Cindy looked distant. “That girl whose head was almost severed. It felt like I was holding my own daughter...”
“Right. You said yourself it was a question of going deep, of getting those nasty roots out. But surely the source is several thousand miles away?”
“It’s not that easy. Oh, you’ve guessed right: Towse is only half the story – and just like any other business joint venture in China, Surefar Enjoy does have a local partner there – and here. But things are real delicate with the Chinese these days, Natalie.”
“Would this local partner go by the name Xiao Lin?”
The two women looked into each other’s eyes for an unusually long time.
Ben called. She was going to ignore it, but she’d missed his calls all week.
“Natalie,” he said. “I just wanted to make sure that you’re safe and well.”
“I really am, thanks. But I’m with someone; can I call you back?”
“When d’you fly off to the
Bahamas?”
“Don’t know. I may be staying here on the West Coast for a while. I never got to see my friends in Seattle properly, so I’ll probably spend some time up there.”
“But that’s great! I’m up there often enough for work. We could go for cocktails sometime?”

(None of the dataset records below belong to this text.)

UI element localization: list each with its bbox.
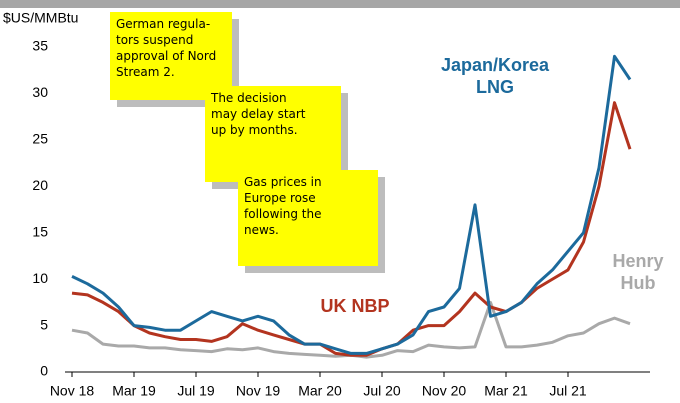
annotation-line: Gas prices in	[244, 175, 322, 189]
x-tick-label: Nov 20	[422, 383, 467, 399]
y-tick-label: 10	[32, 270, 48, 286]
y-tick-label: 20	[32, 177, 48, 193]
series-label: UK NBP	[320, 296, 390, 316]
x-tick-label: Mar 21	[484, 383, 528, 399]
y-tick-label: 30	[32, 84, 48, 100]
annotation-line: Europe rose	[244, 191, 316, 205]
x-tick-label: Jul 19	[177, 383, 215, 399]
annotation-line: tors suspend	[116, 33, 194, 47]
annotation-line: news.	[244, 223, 279, 237]
y-tick-label: 0	[40, 363, 48, 379]
annotation-line: Stream 2.	[116, 65, 175, 79]
y-axis-label: $US/MMBtu	[3, 10, 78, 26]
annotation: The decision may delay start up by months.	[205, 86, 341, 182]
series-line	[71, 54, 632, 355]
annotation: German regula-tors suspend approval of No…	[110, 12, 232, 100]
y-tick-label: 25	[32, 131, 48, 147]
y-tick-label: 35	[32, 38, 48, 54]
annotation-line: The decision	[211, 91, 287, 105]
annotation-line: following the	[244, 207, 322, 221]
annotation-line: may delay start	[211, 107, 306, 121]
y-tick-label: 5	[40, 316, 48, 332]
annotation-line: German regula-	[116, 17, 211, 31]
x-tick-label: Nov 18	[50, 383, 95, 399]
x-tick-label: Jul 20	[363, 383, 401, 399]
series-label: Japan/Korea LNG	[440, 55, 550, 97]
x-tick-label: Mar 19	[112, 383, 156, 399]
annotation-line: approval of Nord	[116, 49, 217, 63]
annotation-line: up by months.	[211, 123, 298, 137]
top-bar	[0, 0, 680, 8]
annotation: Gas prices in Europe rose following the new…	[238, 170, 378, 266]
x-tick-label: Jul 21	[549, 383, 587, 399]
x-tick-label: Nov 19	[236, 383, 281, 399]
x-tick-label: Mar 20	[298, 383, 342, 399]
series-line	[71, 101, 632, 357]
y-tick-label: 15	[32, 223, 48, 239]
series-label: Henry Hub	[612, 251, 664, 293]
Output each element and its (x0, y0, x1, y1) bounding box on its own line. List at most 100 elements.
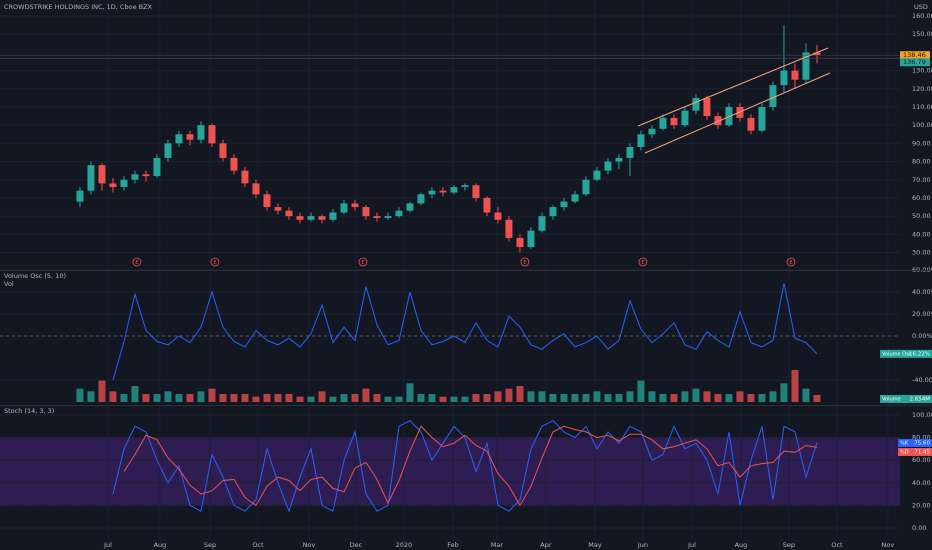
volume-bar (87, 391, 95, 402)
candle-body (802, 52, 810, 80)
candle-body (494, 212, 502, 220)
volume-bar (109, 391, 117, 402)
candle-body (780, 70, 788, 86)
earnings-label: E (213, 260, 216, 266)
x-tick-label: May (588, 541, 602, 549)
x-tick-label: Nov (882, 541, 895, 549)
y-tick-label: 0.00 (912, 524, 926, 532)
candle-body (791, 70, 799, 80)
volume-bar (98, 380, 106, 402)
volume-bar (538, 391, 546, 402)
volume-bar (692, 388, 700, 402)
x-tick-label: Nov (303, 541, 316, 549)
volume-bar (659, 394, 667, 402)
pane-title: Stoch (14, 3, 3) (4, 407, 54, 415)
x-tick-label: Oct (252, 541, 264, 549)
volume-bar (329, 396, 337, 402)
chart-title: CROWDSTRIKE HOLDINGS INC, 1D, Cboe BZX (4, 3, 153, 11)
candle-body (219, 143, 227, 158)
candle-body (703, 97, 711, 117)
candle-body (252, 183, 260, 195)
volume-bar (395, 396, 403, 402)
candle-body (318, 216, 326, 220)
x-tick-label: 2020 (396, 541, 413, 549)
volume-bar (461, 396, 469, 402)
volume-bar (637, 380, 645, 402)
y-tick-label: -40.00% (912, 376, 932, 384)
candle-body (263, 194, 271, 208)
x-tick-label: Sep (783, 541, 795, 549)
earnings-marker (638, 257, 648, 267)
earnings-label: E (135, 260, 138, 266)
volume-bar (197, 391, 205, 402)
y-tick-label: 70.00 (912, 176, 931, 184)
volume-bar (230, 394, 238, 402)
y-tick-label: 160.00 (912, 12, 932, 20)
candle-body (406, 203, 414, 211)
volume-bar (175, 394, 183, 402)
pane-title: Volume Osc (5, 10) (4, 272, 66, 280)
volume-bar (362, 388, 370, 402)
candle-body (186, 134, 194, 140)
value-box-label: 2.654M (910, 397, 931, 403)
earnings-label: E (789, 260, 792, 266)
volume-bar (494, 391, 502, 402)
y-tick-label: 120.00 (912, 85, 932, 93)
pane-subtitle: Vol (4, 280, 14, 288)
y-tick-label: 100.00 (912, 121, 932, 129)
earnings-marker (210, 257, 220, 267)
volume-bar (681, 391, 689, 402)
candle-body (175, 134, 183, 144)
earnings-marker (786, 257, 796, 267)
candle-body (483, 197, 491, 213)
y-tick-label: 130.00 (912, 67, 932, 75)
volume-bar (769, 391, 777, 402)
volume-bar (208, 388, 216, 402)
volume-bar (648, 391, 656, 402)
candle-body (395, 210, 403, 217)
volume-bar (571, 394, 579, 402)
volume-bar (153, 394, 161, 402)
candle-body (549, 207, 557, 217)
value-box (898, 448, 932, 456)
y-tick-label: 60.00 (912, 194, 931, 202)
earnings-marker (520, 257, 530, 267)
volume-bar (472, 394, 480, 402)
x-tick-label: Aug (154, 541, 167, 549)
candle-body (384, 216, 392, 218)
volume-bar (428, 394, 436, 402)
volume-bar (527, 391, 535, 402)
volume-bar (813, 394, 821, 402)
candle-body (714, 116, 722, 126)
candle-body (98, 165, 106, 184)
y-tick-label: 40.00% (912, 288, 932, 296)
candle-body (439, 190, 447, 193)
volume-bar (186, 394, 194, 402)
candle-body (615, 157, 623, 162)
y-tick-label: 50.00 (912, 212, 931, 220)
x-tick-label: Aug (735, 541, 748, 549)
candle-body (307, 216, 315, 220)
candle-body (769, 85, 777, 107)
earnings-marker (132, 257, 142, 267)
volume-bar (373, 394, 381, 402)
candle-body (340, 203, 348, 213)
candle-body (725, 106, 733, 126)
value-box-label: 71.45 (914, 450, 930, 456)
candle-body (626, 147, 634, 158)
candle-body (428, 190, 436, 195)
volume-bar (406, 383, 414, 402)
candle-body (142, 174, 150, 177)
volume-bar (714, 394, 722, 402)
volume-bar (120, 394, 128, 402)
candle-body (329, 212, 337, 220)
volume-bar (450, 396, 458, 402)
value-box-name: Volume Osc (882, 351, 912, 357)
candle-body (472, 185, 480, 198)
candle-body (153, 157, 161, 177)
x-tick-label: Jun (637, 541, 648, 549)
price-label-box (900, 51, 930, 60)
indicator-line (112, 283, 818, 381)
value-box-label: 75.60 (914, 441, 930, 447)
x-tick-label: Feb (447, 541, 459, 549)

“Sure Ben, that would be nice,” she said. Hanging up, she thought about the Alibi Room. Maybe Ben could be inducted. Yes, that would be quite OK. “Sorry Cindy, where were we?”

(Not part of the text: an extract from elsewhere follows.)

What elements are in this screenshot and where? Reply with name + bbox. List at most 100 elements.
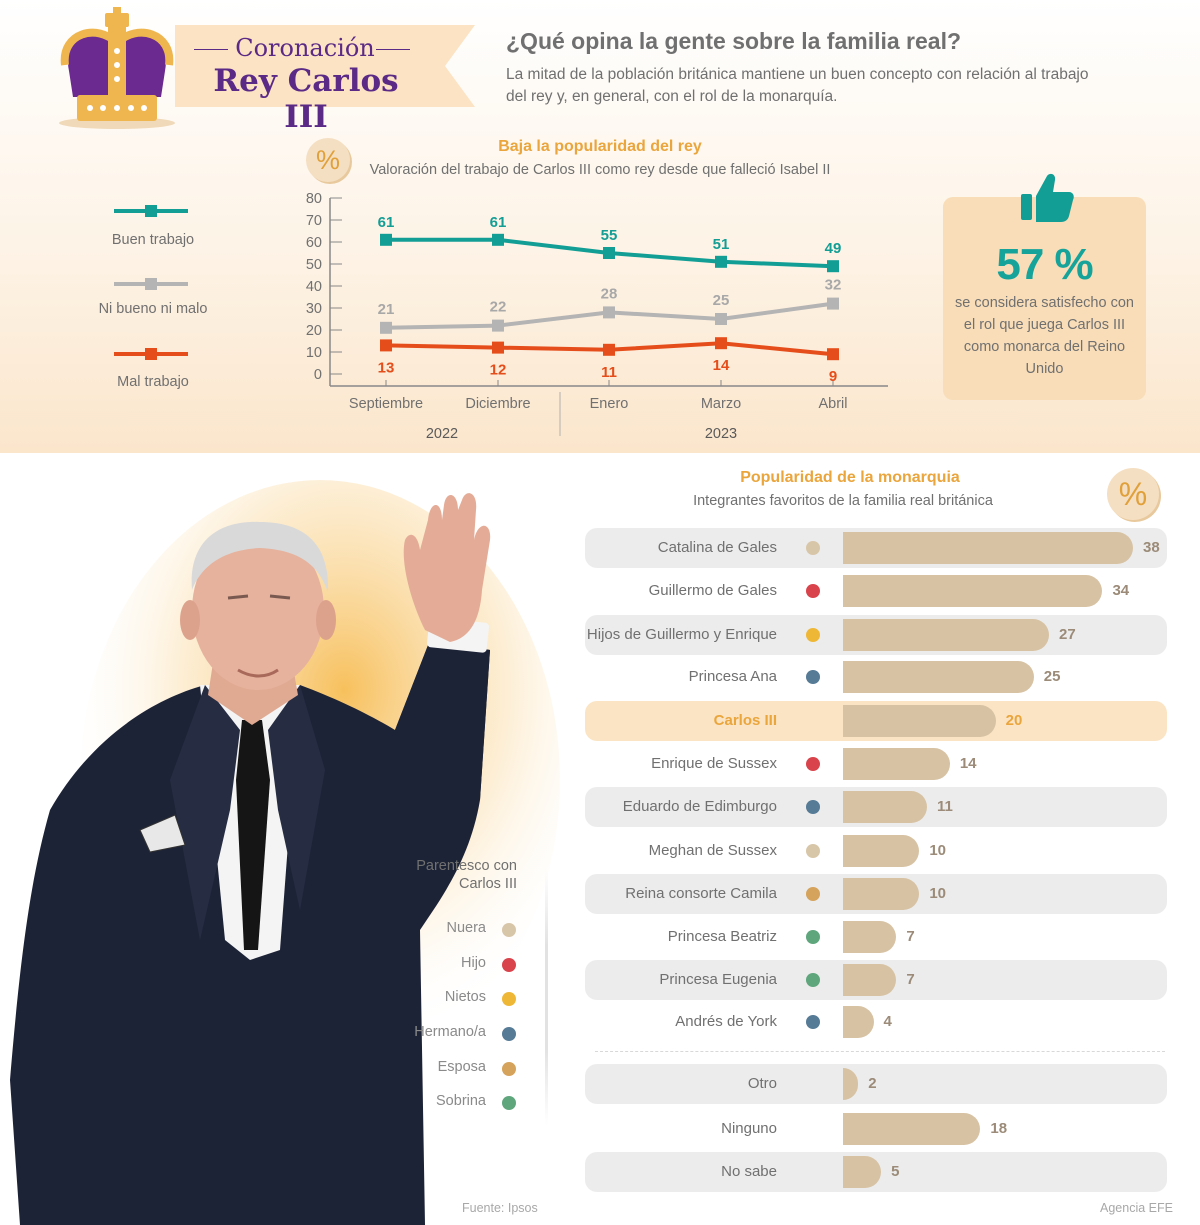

“Towse. We searched his place down in Woodside, then the one up in Pac Heights. He ain’t there. We had a team comb through it. All fifty rooms. The wine vaults even –”
Natalie recalled something. “Did you check the mausoleum?”
“What mausoleum?”
“The original owner, some movie mogul. He built a mausoleum there – or so Towse told me one time, over a game of chess.”
Cindy fixed her with another look, before grabbing her bag and Natalie’s too.
Her Yukon got them up to Towse’s mansion in under seven minutes. It was raining again. As they approached, a black Lamborghini Murcielago flew out of the entranceway, its low haunches twitching on the rain-slicked road surface. Cindy’s head shot round: “Lin.”
She sped up to the duty officer guarding the main entrance: “John, what was that guy doing here?”
“He drove in, saw me and fled,” the duty officer replied.
“You get eyes on him?”
“Here,” and the duty officer spun round his laptop – to which CC cameras were apparently hooked up, judging by the rain-blurred image. It showed the man with the blank, prison-like stare, looking up through the Lamborghini’s long windshield.
“Adam,” Cindy said into her radio: “Get a team on Xiao Lin. Now.”
She waited for Adam to say something. Then: “Yeah, just leaving Towse’s place – apparently eager to find the man too.”